A Buckinghamshire man is thought to have become the UK's longest surviving heart transplant patient.

John McCafferty, 70, from Newport Pagnell, was given five years to live when he had his operation in 1982 at Harefield Hospital, Middlesex.

It held a celebration earlier to mark the occasion and the success of the transplant programme as a whole.

"I am astounded and slightly shocked that I have managed to get as far as I have," he said.

Mr McCafferty had his operation on 20 October 1982, the 41st time doctors had ever performed it.
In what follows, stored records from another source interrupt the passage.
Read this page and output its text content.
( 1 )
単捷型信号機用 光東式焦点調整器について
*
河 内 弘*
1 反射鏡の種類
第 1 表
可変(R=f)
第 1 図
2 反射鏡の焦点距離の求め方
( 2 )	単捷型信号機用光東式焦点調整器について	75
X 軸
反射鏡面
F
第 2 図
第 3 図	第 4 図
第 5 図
He said all the 40 people before him, "his markers", were now dead.

He had begun to feel unwell aged 39, and, after tests at the John Radcliffe Hospital in Oxford, was diagnosed with dilated cardiomyopathy, an enlarged heart muscle.

It meant the organ could not pump blood efficiently and would affect other organs.

He was told to rest for six months in the hope that it would repair itself.

"Unfortunately it didn't and the rest is history," he said.

"In those early days, it was still very much experimental surgery and the longest which someone had ever lived was two years.

"But I was very ill and went into the operation with basically nothing to lose - it was a chance.

"I thought, well, five years is five years, at least I might be lucky enough to see my son grow up, that's the only goal that I had."

He said the factors he feels helped him survive for so long are a positive attitude and keeping mobile.

'I'm just grateful'

"To sit and vegetate is not my scene, I've got to keep myself active," he said.

"Besides the advances made in my medication, this mental approach might have been one of the things [that has kept me going].

"How much longer I have left is not in my hands; I'm just grateful for every day that I have got."

Mr McCafferty is using the anniversary of his life-saving operation to "firmly support" an opt-out system for organ donation.

"I think the responsibility should be on the individual to take their name off the [organ donor] register if they don't support it," he said.

"We spend an awful lot of money advertising [for donors] and it would cut out on a lot of this if everyone was automatically put onto the donor register."

He added: "Is it worthwhile people donating their organs? When you look at somebody like me, then of course it is absolutely worth it.

"I don't know what's round the corner, I don't know what is in the future, I'm just grateful to the donor who has given me that 30 years."